BHI: US rig count posts first decline in 2 months

The US drilling rig count dropped by 6 to 659 active units during the week ended Jan. 13, marking its first decrease since Nov. 11, 2016, and largest since the drilling rebound began at the beginning of June, according to Baker Hughes Inc. data.

The tally remains 255 units above the nadir of the downturn on May 20-27, reflecting increases in 28 of the past 33 weeks (OGJ Online, Jan. 6, 2017).

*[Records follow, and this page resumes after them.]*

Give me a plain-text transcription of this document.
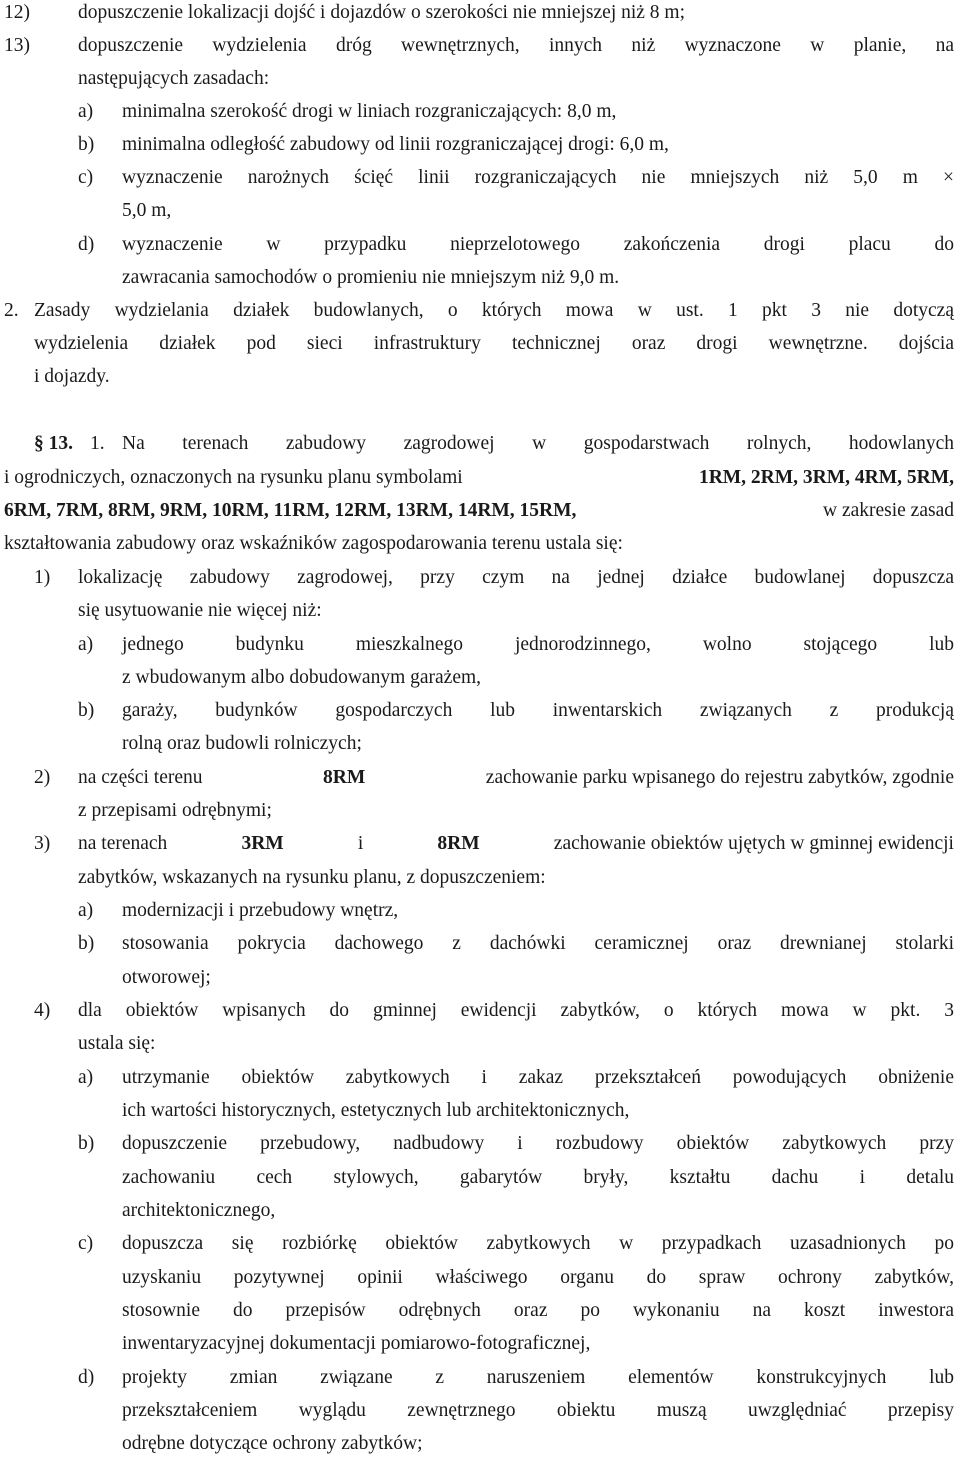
12)	dopuszczenie lokalizacji dojść i dojazdów o szerokości nie mniejszej niż 8 m;
13)	dopuszczenie wydzielenia dróg wewnętrznych, innych niż wyznaczone w planie, na
następujących zasadach:
a)	minimalna szerokość drogi w liniach rozgraniczających: 8,0 m,
b)	minimalna odległość zabudowy od linii rozgraniczającej drogi: 6,0 m,
c)	wyznaczenie narożnych ścięć linii rozgraniczających nie mniejszych niż 5,0 m ×
5,0 m,
d)	wyznaczenie w przypadku nieprzelotowego zakończenia drogi placu do
zawracania samochodów o promieniu nie mniejszym niż 9,0 m.
2. Zasady wydzielania działek budowlanych, o których mowa w ust. 1 pkt 3 nie dotyczą
wydzielenia działek pod sieci infrastruktury technicznej oraz drogi wewnętrzne. dojścia
i dojazdy.
§ 13. 1. Na terenach zabudowy zagrodowej w gospodarstwach rolnych, hodowlanych
i ogrodniczych, oznaczonych na rysunku planu symbolami	1RM, 2RM, 3RM, 4RM, 5RM,
6RM, 7RM, 8RM, 9RM, 10RM, 11RM, 12RM, 13RM, 14RM, 15RM,	w zakresie zasad
kształtowania zabudowy oraz wskaźników zagospodarowania terenu ustala się:
1)	lokalizację zabudowy zagrodowej, przy czym na jednej działce budowlanej dopuszcza
się usytuowanie nie więcej niż:
a)	jednego budynku mieszkalnego jednorodzinnego, wolno stojącego lub
z wbudowanym albo dobudowanym garażem,
b)	garaży, budynków gospodarczych lub inwentarskich związanych z produkcją
rolną oraz budowli rolniczych;
2)	na części terenu	8RM	zachowanie parku wpisanego do rejestru zabytków, zgodnie
z przepisami odrębnymi;
3)	na terenach	3RM	i	8RM	zachowanie obiektów ujętych w gminnej ewidencji
zabytków, wskazanych na rysunku planu, z dopuszczeniem:
a)	modernizacji i przebudowy wnętrz,
b)	stosowania pokrycia dachowego z dachówki ceramicznej oraz drewnianej stolarki
otworowej;
4)	dla obiektów wpisanych do gminnej ewidencji zabytków, o których mowa w pkt. 3
ustala się:
a)	utrzymanie obiektów zabytkowych i zakaz przekształceń powodujących obniżenie
ich wartości historycznych, estetycznych lub architektonicznych,
b)	dopuszczenie przebudowy, nadbudowy i rozbudowy obiektów zabytkowych przy
zachowaniu cech stylowych, gabarytów bryły, kształtu dachu i detalu
architektonicznego,
c)	dopuszcza się rozbiórkę obiektów zabytkowych w przypadkach uzasadnionych po
uzyskaniu pozytywnej opinii właściwego organu do spraw ochrony zabytków,
stosownie do przepisów odrębnych oraz po wykonaniu na koszt inwestora
inwentaryzacyjnej dokumentacji pomiarowo-fotograficznej,
d)	projekty zmian związane z naruszeniem elementów konstrukcyjnych lub
przekształceniem wyglądu zewnętrznego obiektu muszą uwzględniać przepisy
odrębne dotyczące ochrony zabytków;
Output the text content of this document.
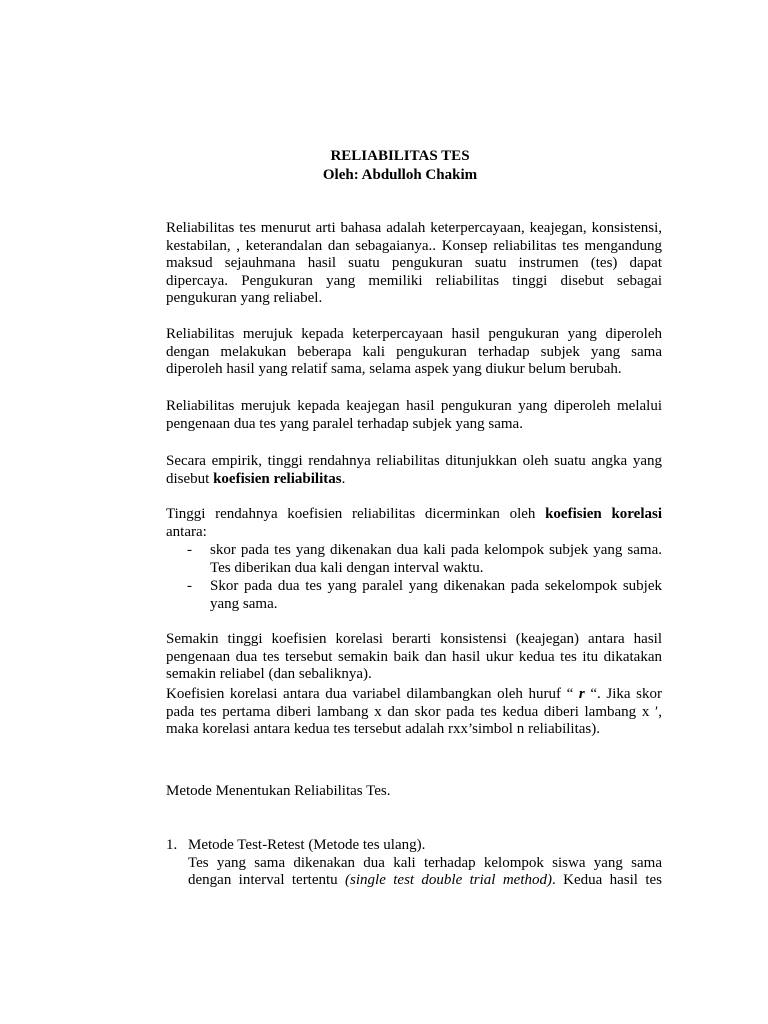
RELIABILITAS TES
Oleh: Abdulloh Chakim
Reliabilitas tes menurut arti bahasa adalah keterpercayaan, keajegan, konsistensi,
kestabilan, , keterandalan dan sebagaianya.. Konsep reliabilitas tes mengandung
maksud sejauhmana hasil suatu pengukuran suatu instrumen (tes) dapat
dipercaya. Pengukuran yang memiliki reliabilitas tinggi disebut sebagai
pengukuran yang reliabel.
Reliabilitas merujuk kepada keterpercayaan hasil pengukuran yang diperoleh
dengan melakukan beberapa kali pengukuran terhadap subjek yang sama
diperoleh hasil yang relatif sama, selama aspek yang diukur belum berubah.
Reliabilitas merujuk kepada keajegan hasil pengukuran yang diperoleh melalui
pengenaan dua tes yang paralel terhadap subjek yang sama.
Secara empirik, tinggi rendahnya reliabilitas ditunjukkan oleh suatu angka yang
disebut koefisien reliabilitas.
Tinggi rendahnya koefisien reliabilitas dicerminkan oleh koefisien korelasi
antara:
- skor pada tes yang dikenakan dua kali pada kelompok subjek yang sama.
Tes diberikan dua kali dengan interval waktu.
- Skor pada dua tes yang paralel yang dikenakan pada sekelompok subjek
yang sama.
Semakin tinggi koefisien korelasi berarti konsistensi (keajegan) antara hasil
pengenaan dua tes tersebut semakin baik dan hasil ukur kedua tes itu dikatakan
semakin reliabel (dan sebaliknya).
Koefisien korelasi antara dua variabel dilambangkan oleh huruf “ r “. Jika skor
pada tes pertama diberi lambang x dan skor pada tes kedua diberi lambang x ′,
maka korelasi antara kedua tes tersebut adalah rxx’simbol n reliabilitas).
Metode Menentukan Reliabilitas Tes.
1. Metode Test-Retest (Metode tes ulang).
Tes yang sama dikenakan dua kali terhadap kelompok siswa yang sama
dengan interval tertentu (single test double trial method). Kedua hasil tes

This week’s bump in the road aside, more rigs are expected to be deployed over the next year as exploration and production firms lift their planned capital expenditures. Among those to recently make announcements, Antero Resources Corp. said it will lift its budget by 7% and add rigs to the Utica, while Hess Corp. said it will boost its budget by 15% and increase its Bakken rig count to 6 from 2 by yearend.

Barclays said this week that it expects North American E&P spending to increase 27% in 2017 following a decline of 38% in 2016 (OGJ Online, Jan. 9, 2017). As a result, the banking and financial services firm believes the US rig count will average 730 in 2017, ending the year at 850-875 rigs working.

However, an online survey showed 80% of North American E&P companies expect oil-field service costs to increase, primarily in pressure pumping and land drilling rigs.

In its own projections published last week, Raymond James & Associates Inc. said it sees the tally reaching 800 during the year but remaining constrained at that level because of an equipment bottleneck, mainly in pressure pumping.

US crude oil production, meanwhile, spiked 176,000 b/d during the week ended Jan. 6 to 8.946 million b/d, down just 281,000 b/d year-over-year. The Lower 48 jumped 190,000 b/d while Alaska fell 14,000 b/d. EIA expects US output to average 9 million b/d in 2017.

“The forecast increases in production largely reflect increases in federal offshore Gulf of Mexico production,” the agency said in its Short-Term Energy Outlook for January. “Rising tight oil production, which results from increases in drilling activity, rig efficiency, and well-level productivity, also contributes to forecast US production growth.”

Oil rigs down, Permian resilient

US oil-directed rigs weighed down the overall count with a 7-unit drop to 522, up 206 since May 27. It snapped a 10-week streak of increases. Gas-directed rigs edged up a unit to 136, up 55 since Aug. 26. One rig considered unclassified remains operational.

Land-based rigs fell 6 units to 634. However, horizontal rigs gained 3 units to 537, up 223 since May 27; and directional rigs rose 2 units to 59.

Texas and Oklahoma each led the major oil- and gas-producing states in losses with 2-unit declines to 325 and 84, respectively. Texas is still up 152 units since May 27 and Oklahoma is up 30 units since June 24.

The Haynesville, Granite Wash, Barnett, and Mississippian each decreased a unit to 28, 9, 2, and 2, respectively. The Permian, meanwhile, rose for the seventh straight week, edging up a unit to 268, double its count on May 13.

North Dakota, Pennsylvania, Colorado, and Ohio each dropped a unit to 32, 32, 28, and 19, respectively. The DJ-Niobrara fell 2 units to 23. The Marcellus, Williston, and Utica each declined a unit to respective tallies of 39, 32, and 20.

With a 1-unit offshore increase, Louisiana now totals 51 rigs working. Wyoming led the states with a 2-unit rise to 19.

The overall US offshore tally is now 25. The country’s only rig drilling in inland waters went offline.

In Canada, meanwhile, the rig count recorded its highest weekly increase in 2 years, skyrocketing 110 units to 315, up 279 since May 6. Oil-directed rigs leaped 89 units to 170 while gas-directed rigs rose 21 units to 144. One rig considered unclassified remains working.

Thanks again to the US and Canada, the global rig count posted a noticeable increase during December (OGJ Online, Jan. 9, 2017). The 94-unit rise to 1,772 included a 4-unit rise in the Asia-Pacific region and 3-unit rise in Latin America. The Middle East dropped 4 units, including 2 in Saudi Arabia.